On the outside, there is nothing but drop-dead sexiness. The Solstice is quite simply gorgeous, mmm-mmm-mmmmmmmmm!. Lovely scallops adorn both front fenders, and tight but smooth-topped waves flow over the rear fenders. The roofline is low and forward-sloping. The doors are mostly simple but serve as an excellent transition from the front to the rear. The Solstice knows you want it. It is such a confidently, low-slung, beautiful car. It is dressed to kill, and built to thrill.
The body panels are made of hydroformed sheet metal, an automotive industry production car first. Those sexy, deep curves are possible because hydroformed sheet metal can have deeper draws than traditional stampings. A water bath resists compression as the single die tool pushes the sheetmetal onto the water, thus forming this body you can’t stop drooling over. All but one pair of panels (and it’s a small pair at that) is made through this new process.
The Solstice’s sheetmetal even opens beautifully for you. The clamshell hood looks almost as good rotated fully about its front hinges as when it is locked into place and a part of the very complete, lovely body. The decklid pops open in a fashion similar to the hood, though is slightly less dramatic for its smaller surface area. With everything open, this car looks incredibly exotic. Can you imagine owning a machine like this for $20,000? Those curves get it real respect. It is one of the more commented-on cars on the road. It even got a big thumbs up and an approving glance from one lucky 2006 Corvette Z06 owner. It's just so sexy. It's just so far beyond almost everything else out there, and especially considering the price. You gotta love it.
So what's the balance of things? It's got very good suspension tuning; it’s a blast to drive but comfortable to ride in for extended lengths of time. The interior is poor, but that's ignorable. If you're inside the car, you should be focusing on your right to pursue happiness on any given road. If you're in the trunk, it should be momentarily to operate the top or drop in a small piece of luggage. Wanna enjoy some fine artwork? Step back from the interior, close the doors and...just...golly, look at those lines! They're almost inappropriate! It would have never had a place on Leave it to Beaver - Ms. Cleaver would have fainted at the sight of the Solstice's sensuousness.

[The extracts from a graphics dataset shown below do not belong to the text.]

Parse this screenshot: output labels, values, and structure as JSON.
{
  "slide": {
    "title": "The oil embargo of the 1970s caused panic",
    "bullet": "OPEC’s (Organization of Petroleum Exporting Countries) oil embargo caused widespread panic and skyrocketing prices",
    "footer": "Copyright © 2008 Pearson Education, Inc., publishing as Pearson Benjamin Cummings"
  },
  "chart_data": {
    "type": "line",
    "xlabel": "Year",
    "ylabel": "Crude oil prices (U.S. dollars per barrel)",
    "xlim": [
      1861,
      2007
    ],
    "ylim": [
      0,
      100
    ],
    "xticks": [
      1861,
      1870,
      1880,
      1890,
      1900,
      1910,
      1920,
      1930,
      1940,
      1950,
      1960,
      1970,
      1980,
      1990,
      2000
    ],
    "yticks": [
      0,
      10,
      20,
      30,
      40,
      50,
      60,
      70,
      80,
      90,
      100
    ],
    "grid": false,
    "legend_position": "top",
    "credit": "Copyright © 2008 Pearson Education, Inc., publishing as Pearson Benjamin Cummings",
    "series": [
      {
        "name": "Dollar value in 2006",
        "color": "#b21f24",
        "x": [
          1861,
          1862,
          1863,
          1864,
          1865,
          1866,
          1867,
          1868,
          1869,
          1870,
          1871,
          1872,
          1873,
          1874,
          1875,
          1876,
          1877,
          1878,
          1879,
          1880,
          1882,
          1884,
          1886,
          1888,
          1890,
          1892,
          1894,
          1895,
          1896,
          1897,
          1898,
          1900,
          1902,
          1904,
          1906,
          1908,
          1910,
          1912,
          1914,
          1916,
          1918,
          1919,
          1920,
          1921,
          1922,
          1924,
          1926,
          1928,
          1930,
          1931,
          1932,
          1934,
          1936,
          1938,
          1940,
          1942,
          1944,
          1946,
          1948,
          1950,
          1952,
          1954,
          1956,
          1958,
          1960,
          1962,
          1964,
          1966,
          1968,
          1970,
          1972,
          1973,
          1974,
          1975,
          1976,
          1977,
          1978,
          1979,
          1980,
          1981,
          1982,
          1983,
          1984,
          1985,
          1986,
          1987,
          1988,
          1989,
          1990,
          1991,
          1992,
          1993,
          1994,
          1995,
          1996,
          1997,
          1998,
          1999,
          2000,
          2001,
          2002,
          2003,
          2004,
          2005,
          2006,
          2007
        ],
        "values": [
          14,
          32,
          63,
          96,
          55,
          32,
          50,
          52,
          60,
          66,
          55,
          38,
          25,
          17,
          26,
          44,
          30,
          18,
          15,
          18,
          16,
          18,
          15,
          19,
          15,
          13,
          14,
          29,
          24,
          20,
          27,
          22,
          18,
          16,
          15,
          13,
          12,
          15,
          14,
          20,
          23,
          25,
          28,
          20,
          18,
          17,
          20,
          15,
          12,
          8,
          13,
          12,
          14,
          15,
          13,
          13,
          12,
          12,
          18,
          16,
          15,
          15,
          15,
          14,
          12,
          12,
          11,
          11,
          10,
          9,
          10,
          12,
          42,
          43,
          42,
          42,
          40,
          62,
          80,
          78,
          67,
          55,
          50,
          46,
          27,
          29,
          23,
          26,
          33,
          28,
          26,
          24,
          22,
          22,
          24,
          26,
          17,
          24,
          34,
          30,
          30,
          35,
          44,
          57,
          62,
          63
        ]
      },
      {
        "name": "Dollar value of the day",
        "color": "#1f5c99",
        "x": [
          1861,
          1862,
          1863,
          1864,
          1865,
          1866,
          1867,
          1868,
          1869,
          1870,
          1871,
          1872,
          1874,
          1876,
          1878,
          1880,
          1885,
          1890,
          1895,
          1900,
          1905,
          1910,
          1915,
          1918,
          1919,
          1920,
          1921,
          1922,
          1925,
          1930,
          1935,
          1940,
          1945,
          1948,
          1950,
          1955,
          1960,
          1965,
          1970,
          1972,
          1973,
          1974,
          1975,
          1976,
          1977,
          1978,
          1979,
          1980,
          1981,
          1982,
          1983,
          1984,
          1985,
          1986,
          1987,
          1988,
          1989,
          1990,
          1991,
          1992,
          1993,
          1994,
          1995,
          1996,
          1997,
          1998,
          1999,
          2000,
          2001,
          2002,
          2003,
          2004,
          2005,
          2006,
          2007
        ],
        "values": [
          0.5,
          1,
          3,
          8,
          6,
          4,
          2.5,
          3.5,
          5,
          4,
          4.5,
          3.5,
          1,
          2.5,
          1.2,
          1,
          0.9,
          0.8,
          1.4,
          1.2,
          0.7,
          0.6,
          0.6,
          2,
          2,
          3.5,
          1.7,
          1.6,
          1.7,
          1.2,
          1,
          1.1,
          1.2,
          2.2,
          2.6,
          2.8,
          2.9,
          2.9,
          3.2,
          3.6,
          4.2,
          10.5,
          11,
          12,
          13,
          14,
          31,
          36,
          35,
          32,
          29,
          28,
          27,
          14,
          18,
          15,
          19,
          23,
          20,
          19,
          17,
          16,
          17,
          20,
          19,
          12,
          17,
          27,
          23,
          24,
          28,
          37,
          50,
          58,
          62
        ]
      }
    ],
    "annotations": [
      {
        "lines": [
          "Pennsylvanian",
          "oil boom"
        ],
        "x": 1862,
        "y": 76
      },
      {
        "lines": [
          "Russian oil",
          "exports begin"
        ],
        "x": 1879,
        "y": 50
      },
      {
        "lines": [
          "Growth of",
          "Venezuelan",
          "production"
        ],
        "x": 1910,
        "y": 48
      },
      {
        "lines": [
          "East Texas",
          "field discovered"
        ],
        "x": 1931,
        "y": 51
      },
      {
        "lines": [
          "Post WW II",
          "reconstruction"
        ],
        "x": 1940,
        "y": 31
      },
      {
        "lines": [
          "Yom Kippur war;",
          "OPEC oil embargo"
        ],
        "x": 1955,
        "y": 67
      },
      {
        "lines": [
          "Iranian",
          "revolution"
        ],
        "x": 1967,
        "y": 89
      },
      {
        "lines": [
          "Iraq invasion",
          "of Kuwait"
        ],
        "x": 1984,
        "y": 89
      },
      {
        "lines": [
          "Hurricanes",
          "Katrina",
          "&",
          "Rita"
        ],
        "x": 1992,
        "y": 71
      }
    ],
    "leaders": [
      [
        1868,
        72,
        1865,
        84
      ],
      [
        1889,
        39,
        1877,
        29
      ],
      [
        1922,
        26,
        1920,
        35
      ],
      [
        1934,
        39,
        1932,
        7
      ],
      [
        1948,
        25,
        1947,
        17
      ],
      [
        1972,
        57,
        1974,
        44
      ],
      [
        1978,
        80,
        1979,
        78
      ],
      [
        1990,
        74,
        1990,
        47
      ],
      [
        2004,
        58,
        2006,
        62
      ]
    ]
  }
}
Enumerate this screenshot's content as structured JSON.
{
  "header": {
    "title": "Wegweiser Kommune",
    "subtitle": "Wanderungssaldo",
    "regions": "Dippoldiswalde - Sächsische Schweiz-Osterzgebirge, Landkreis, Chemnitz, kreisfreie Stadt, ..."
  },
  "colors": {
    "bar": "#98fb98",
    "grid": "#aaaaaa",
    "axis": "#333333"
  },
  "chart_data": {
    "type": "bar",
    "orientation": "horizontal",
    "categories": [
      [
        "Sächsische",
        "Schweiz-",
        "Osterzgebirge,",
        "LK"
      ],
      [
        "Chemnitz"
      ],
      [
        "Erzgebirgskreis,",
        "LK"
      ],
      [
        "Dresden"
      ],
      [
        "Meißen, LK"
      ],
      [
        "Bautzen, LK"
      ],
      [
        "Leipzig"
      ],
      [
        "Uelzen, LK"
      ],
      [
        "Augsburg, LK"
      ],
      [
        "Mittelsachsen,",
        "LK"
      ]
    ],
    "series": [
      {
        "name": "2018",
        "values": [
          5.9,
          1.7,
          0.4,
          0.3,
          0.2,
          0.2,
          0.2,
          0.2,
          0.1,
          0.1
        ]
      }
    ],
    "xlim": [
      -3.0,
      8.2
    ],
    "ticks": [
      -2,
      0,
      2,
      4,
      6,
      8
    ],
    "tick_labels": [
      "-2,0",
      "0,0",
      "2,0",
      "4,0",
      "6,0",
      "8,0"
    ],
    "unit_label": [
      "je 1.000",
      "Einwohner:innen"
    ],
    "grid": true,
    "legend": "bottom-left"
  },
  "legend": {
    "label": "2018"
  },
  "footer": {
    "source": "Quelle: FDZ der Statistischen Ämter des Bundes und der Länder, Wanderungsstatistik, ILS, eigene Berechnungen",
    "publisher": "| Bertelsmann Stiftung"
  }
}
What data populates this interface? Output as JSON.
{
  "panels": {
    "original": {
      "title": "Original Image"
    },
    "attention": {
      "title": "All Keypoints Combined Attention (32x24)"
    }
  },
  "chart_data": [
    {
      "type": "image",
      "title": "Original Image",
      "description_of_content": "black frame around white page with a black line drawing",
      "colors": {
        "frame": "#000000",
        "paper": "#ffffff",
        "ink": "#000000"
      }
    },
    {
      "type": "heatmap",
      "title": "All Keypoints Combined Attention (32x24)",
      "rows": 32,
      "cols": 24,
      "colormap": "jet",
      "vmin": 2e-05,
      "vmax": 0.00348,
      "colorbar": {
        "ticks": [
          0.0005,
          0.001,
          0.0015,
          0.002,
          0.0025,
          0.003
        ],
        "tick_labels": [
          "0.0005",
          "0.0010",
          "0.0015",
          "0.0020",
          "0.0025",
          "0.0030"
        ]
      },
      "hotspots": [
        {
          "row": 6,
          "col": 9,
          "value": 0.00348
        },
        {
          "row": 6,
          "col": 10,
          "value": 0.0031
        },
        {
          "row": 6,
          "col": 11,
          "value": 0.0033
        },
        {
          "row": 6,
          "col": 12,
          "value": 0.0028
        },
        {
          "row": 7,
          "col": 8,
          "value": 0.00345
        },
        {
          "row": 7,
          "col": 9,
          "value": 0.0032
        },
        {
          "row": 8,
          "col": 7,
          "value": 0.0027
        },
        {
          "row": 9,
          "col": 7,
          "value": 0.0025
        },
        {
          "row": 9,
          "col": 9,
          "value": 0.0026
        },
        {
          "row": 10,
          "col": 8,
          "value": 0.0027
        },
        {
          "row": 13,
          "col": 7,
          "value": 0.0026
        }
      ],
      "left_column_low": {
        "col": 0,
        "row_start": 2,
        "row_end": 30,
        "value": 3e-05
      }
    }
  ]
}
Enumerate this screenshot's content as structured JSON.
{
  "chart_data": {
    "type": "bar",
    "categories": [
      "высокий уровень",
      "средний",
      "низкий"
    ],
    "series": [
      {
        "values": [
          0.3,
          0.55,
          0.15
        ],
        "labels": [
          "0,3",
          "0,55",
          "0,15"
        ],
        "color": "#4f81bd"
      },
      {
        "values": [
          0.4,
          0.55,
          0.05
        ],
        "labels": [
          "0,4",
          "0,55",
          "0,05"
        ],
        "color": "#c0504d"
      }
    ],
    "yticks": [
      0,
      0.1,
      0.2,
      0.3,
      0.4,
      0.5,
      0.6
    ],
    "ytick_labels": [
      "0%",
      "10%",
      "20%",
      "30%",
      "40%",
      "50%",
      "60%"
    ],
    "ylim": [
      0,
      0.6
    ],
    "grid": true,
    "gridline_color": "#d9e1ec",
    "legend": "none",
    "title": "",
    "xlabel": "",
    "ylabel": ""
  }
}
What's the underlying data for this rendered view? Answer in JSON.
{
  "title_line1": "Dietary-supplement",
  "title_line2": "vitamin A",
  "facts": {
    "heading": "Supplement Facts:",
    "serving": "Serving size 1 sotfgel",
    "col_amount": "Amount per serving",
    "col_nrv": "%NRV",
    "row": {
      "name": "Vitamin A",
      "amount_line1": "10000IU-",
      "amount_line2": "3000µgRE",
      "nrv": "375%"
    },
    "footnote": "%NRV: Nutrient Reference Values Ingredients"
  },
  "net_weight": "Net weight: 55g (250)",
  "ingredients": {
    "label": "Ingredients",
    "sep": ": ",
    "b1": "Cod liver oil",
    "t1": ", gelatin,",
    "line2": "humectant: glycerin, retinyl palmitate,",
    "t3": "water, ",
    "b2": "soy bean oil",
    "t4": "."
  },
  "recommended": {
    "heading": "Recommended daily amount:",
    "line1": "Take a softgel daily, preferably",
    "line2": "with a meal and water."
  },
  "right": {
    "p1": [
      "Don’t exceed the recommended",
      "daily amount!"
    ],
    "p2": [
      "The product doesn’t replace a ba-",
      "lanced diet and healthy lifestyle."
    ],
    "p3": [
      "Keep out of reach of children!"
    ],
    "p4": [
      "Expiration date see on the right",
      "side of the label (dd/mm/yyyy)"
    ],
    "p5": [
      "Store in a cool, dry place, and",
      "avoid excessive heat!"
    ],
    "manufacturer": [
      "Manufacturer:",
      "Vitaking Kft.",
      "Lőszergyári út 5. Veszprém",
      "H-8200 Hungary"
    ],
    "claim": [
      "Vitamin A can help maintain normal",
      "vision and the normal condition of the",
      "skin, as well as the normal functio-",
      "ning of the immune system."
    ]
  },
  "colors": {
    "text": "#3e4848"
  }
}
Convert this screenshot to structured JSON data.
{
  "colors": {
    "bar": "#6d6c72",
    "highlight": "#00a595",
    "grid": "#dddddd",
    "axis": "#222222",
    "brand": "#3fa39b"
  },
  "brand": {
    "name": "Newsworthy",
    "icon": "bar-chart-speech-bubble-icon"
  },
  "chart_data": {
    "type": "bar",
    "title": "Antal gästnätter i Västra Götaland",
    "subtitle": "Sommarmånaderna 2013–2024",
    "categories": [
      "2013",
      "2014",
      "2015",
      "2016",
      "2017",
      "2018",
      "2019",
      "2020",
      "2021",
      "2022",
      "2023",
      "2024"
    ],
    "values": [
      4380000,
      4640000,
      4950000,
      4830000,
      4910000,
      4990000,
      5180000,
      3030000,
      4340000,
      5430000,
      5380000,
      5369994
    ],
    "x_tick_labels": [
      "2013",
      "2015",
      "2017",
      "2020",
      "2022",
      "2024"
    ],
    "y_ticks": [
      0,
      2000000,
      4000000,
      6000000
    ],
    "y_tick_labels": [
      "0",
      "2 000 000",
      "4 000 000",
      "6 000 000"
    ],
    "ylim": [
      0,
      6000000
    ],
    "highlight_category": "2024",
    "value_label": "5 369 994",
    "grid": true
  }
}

The powertrain is weak, but shifting action is good and there's enough power to chirp the tires under acceleration, and you will have no trouble performing smoky donuts. The steering and handling are wonderful, such that it is a great joy to drive the Solstice, despite powertrain woes. It's a perfectly fun little weekend driver, or a race-to-work-the-long-way car, or drop the top and feel the wind tickle your hair and left arm and remember you're alive car. It is, literally, what any decent or better roadster is - sensational. And one can be had for just $20,000. Honestly, what else can you get for that price that offers this kind of handling? Is there anything even twice this price that could be such a sex symbol? What else can you even buy within this price range (ok, its key competitor of course, but what else?) that simply drops its top? It’s even cheap as a convertible, let alone a car that gives an amazing driving experience. There is a lot of love, a lot of value, in this tiny little package. That's why we know you will want to take one home and hold it like you’ll never let it go.